Bloomberg News

Oil Drops From One-Week High on Economic Growth Concern

March 12, 2012

Hedge funds reduced bullish bets on oil for the first time in five weeks, according to the U.S. Commodity Futures Trading Commission. Photographer: Daniel Acker/Bloomberg

Hedge funds reduced bullish bets on oil for the first time in five weeks, according to the U.S. Commodity Futures Trading Commission. Photographer: Daniel Acker/Bloomberg

Oil fell from the highest price in more than a week after exports grew more slowly than forecast in China, the world’s second-largest crude consumer, signaling an economic slowdown.

Futures in New York slid as much as 1.2 percent, erasing last week’s gain. China had its biggest trade deficit last month in at least 22 years as Europe’s sovereign debt crisis damped exports, a March 10 report by the customs bureau showed. Overseas shipments increased 18 percent, less than a median estimate of 31 percent in a Bloomberg News survey. Hedge funds reduced bullish bets on oil for the first time in five weeks, according to the U.S. Commodity Futures Trading Commission.

“It’s a risk-off day,” said Carsten Fritsch, an analyst at Commerzbank Bank AG in Frankfurt who forecasts prices will decline further. “People have focused on the Chinese export numbers today, though given last month’s imports were super- strong we’re still expecting continued strong economic activity in China.”

Crude for April delivery fell as much as $1.34 to $106.06 a barrel on the New York Mercantile Exchange. It was at $106.08 at 12:31 p.m. London time. The contract rose 82 cents to $107.40 a barrel on March 9, the highest settlement since March 1. Prices are up 7.3 percent in 2012.

Brent oil for April settlement on the London-based ICE Futures Europe exchange lost as much as $1.43, or 1.1 percent, to $124.55 a barrel. The European benchmark contract was at a premium of $18.47 to New York-traded West Texas Intermediate grade, compared with a record $27.88 on Oct. 14.

Fibonacci Support

Oil in New York has technical support at $103.39 a barrel, according to data compiled by Bloomberg. On the weekly chart, that is the 61.8 percent Fibonacci retracement of the drop to $32.40 in December 2008 from a record high of $147.27 in July that year. Buy orders tend to be clustered near support levels.
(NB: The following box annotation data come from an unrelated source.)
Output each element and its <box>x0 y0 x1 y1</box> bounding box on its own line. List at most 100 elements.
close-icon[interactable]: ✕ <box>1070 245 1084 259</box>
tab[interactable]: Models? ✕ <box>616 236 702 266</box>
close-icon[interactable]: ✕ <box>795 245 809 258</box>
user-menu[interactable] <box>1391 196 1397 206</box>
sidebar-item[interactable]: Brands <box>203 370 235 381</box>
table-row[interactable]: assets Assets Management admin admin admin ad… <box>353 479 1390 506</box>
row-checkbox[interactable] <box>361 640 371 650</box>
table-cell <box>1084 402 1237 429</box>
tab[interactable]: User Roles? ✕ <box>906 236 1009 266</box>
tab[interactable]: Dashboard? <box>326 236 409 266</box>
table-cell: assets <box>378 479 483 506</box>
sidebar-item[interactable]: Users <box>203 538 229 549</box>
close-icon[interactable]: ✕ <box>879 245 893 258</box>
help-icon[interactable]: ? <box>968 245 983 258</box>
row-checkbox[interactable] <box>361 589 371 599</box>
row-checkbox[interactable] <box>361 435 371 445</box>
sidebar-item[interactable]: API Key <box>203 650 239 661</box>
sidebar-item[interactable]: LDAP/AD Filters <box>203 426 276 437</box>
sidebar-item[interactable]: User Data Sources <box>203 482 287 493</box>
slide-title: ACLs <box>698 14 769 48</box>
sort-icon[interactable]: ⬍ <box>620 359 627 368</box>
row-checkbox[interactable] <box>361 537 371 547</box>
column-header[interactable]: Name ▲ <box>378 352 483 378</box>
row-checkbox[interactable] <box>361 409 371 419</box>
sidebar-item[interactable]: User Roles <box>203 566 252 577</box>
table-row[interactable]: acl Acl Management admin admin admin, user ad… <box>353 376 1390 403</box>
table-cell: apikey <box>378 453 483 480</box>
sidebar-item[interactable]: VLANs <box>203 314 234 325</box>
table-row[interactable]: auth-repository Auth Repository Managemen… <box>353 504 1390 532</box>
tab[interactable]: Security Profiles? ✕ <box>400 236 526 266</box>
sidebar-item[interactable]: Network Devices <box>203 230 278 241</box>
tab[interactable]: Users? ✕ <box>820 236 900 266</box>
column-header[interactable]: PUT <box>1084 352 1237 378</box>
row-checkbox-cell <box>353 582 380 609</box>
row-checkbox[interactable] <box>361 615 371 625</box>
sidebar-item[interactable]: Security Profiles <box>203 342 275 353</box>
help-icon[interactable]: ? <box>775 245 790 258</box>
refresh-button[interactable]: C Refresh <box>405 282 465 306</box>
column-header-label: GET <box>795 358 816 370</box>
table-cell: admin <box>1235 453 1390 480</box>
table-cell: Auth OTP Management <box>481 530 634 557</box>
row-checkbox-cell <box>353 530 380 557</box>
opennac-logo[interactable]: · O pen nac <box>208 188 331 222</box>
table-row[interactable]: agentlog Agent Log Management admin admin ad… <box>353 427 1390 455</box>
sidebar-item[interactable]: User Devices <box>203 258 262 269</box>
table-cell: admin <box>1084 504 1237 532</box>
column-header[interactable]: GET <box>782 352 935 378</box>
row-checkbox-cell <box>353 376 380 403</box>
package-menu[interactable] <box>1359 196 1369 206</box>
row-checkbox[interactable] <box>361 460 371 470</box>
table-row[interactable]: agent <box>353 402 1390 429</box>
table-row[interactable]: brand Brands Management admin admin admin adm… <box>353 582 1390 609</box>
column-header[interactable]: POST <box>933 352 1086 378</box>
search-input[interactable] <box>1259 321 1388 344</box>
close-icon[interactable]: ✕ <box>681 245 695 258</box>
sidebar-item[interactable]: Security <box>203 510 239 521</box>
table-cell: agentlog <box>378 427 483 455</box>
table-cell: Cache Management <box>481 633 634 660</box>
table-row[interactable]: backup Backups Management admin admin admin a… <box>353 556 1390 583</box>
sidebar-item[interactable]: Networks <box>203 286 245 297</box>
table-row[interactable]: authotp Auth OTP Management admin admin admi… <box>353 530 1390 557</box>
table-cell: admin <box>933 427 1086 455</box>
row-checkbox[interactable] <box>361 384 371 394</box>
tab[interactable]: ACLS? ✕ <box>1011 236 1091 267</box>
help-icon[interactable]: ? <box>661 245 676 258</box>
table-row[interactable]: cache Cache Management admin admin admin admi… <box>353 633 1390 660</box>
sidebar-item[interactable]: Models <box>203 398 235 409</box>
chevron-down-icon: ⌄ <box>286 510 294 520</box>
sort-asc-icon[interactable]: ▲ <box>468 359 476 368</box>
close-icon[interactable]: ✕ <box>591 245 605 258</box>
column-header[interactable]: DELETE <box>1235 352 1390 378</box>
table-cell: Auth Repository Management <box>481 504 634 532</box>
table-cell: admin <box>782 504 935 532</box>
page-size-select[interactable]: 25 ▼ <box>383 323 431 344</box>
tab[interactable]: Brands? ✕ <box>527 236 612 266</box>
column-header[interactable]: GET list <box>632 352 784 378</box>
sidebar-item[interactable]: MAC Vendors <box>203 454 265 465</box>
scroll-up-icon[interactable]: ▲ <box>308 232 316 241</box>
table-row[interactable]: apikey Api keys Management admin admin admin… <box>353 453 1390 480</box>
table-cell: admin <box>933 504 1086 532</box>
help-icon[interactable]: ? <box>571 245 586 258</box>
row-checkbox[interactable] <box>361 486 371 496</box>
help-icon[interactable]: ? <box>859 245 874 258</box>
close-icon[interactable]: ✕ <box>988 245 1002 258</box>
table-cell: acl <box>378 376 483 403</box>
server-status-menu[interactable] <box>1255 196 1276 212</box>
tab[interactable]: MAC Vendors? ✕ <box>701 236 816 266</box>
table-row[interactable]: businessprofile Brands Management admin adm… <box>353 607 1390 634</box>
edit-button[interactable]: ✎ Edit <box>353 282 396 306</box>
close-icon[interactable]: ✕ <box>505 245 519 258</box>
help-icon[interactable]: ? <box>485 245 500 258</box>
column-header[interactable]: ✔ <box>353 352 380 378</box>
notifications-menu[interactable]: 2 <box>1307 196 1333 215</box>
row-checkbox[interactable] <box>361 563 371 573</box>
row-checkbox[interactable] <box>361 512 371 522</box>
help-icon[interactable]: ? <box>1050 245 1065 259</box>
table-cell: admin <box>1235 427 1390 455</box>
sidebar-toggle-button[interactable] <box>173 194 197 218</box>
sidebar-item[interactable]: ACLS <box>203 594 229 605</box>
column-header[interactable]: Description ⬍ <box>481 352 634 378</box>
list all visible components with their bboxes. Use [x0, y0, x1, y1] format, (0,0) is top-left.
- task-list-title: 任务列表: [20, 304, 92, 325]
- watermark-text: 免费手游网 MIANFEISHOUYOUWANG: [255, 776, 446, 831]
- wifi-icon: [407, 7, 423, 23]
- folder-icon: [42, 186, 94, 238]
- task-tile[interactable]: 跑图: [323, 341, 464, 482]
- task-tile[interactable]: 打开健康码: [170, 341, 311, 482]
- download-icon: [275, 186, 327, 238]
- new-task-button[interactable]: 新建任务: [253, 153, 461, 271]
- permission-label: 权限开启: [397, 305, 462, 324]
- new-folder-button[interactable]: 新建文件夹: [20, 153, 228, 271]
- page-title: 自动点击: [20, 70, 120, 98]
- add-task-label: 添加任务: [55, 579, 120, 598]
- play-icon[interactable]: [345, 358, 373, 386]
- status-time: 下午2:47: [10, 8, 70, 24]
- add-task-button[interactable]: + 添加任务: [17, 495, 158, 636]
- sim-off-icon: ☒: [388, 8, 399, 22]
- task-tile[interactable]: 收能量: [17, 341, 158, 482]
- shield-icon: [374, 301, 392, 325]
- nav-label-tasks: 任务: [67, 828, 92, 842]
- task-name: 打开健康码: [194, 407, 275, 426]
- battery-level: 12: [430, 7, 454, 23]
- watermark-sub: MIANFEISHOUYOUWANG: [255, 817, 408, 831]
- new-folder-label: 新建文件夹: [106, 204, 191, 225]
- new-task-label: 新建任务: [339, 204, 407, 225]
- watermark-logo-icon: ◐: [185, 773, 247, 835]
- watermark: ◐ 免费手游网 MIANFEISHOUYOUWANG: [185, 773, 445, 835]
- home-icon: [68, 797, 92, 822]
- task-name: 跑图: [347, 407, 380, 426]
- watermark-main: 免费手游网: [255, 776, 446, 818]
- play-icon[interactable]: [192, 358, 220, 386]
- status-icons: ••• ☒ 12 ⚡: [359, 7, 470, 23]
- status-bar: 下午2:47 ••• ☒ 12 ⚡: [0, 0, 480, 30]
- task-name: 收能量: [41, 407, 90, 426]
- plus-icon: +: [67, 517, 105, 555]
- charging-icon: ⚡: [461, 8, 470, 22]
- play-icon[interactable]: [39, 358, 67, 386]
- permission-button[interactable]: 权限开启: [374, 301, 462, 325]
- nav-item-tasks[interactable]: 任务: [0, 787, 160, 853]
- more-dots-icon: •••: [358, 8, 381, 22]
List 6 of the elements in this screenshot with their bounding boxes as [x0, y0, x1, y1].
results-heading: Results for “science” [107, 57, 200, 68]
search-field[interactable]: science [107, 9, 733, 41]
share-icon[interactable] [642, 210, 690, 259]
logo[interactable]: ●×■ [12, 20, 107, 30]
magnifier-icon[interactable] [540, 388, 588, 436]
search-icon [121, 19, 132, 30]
Reports last week showed the weakest January-to-February gain in Chinese factory production since 2009 and retail sales falling below estimates. China accounted for about 11 percent of global oil demand in 2010, according to BP Plc (BP/)’s annual Statistical Review of World Energy. The U.S. consumed 21 percent.

“The data from China is a downside pressure on the oil market,” said Ken Hasegawa, a commodity-derivative sales manager at Newedge Group in Tokyo who predicts oil will trade in a range from $105 to $110 a barrel this week in New York. “The trade deficit is much bigger than expected.”

Hedge-Fund Positions

Large speculators including hedge funds cut wagers on rising oil prices as concern eased about risks tied to Iran. Net-long positions on New York crude, in futures and options, combined fell by 7.3 percent in the week ended March 6, the CFTC said in its Commitments of Traders report March 9.

Money managers raised bullish bets on Brent crude by 5,568 contracts in the week ended March 6, data from ICE Futures Europe showed. Speculative bets that prices will rise, in futures and options combined, outnumbered short positions by 132,370 lots, the London-based exchange said today in its weekly Commitment of Traders report.

U.S. President Barack Obama said March 6 that there is a “window of opportunity” for diplomacy and sanctions to compel Iran to give up any effort to develop nuclear weapons. Catherine Ashton, the European Union’s foreign policy chief, said world powers are ready to resume talks with the Persian Gulf nation.

Iran will never bow to international military threats, state television reported President Mahmoud Ahmadinejad as saying yesterday. The country is the second-largest producer after Saudi Arabia in the Organization of Petroleum Exporting Countries, which pumps about a third of the world’s crude.

IEF Holds Meeting

The global oil market is well-supplied and new discoveries are sufficient to replace depleting fields, the International Energy Forum’s secretary-general said. The worldwide oil industry needs annual investment of as much as $700 billion, Aldo Flores-Quiroga said in an interview in Kuwait today.

The International Energy Forum, consisting of a group of nations that account for more than 90 percent of global oil and gas supply and demand, will discuss oil-price volatility, renewable sources of energy and energy poverty in a two-day meeting in Kuwait that starts tomorrow. The IEF was founded in 1991 as a forum to discuss international energy security.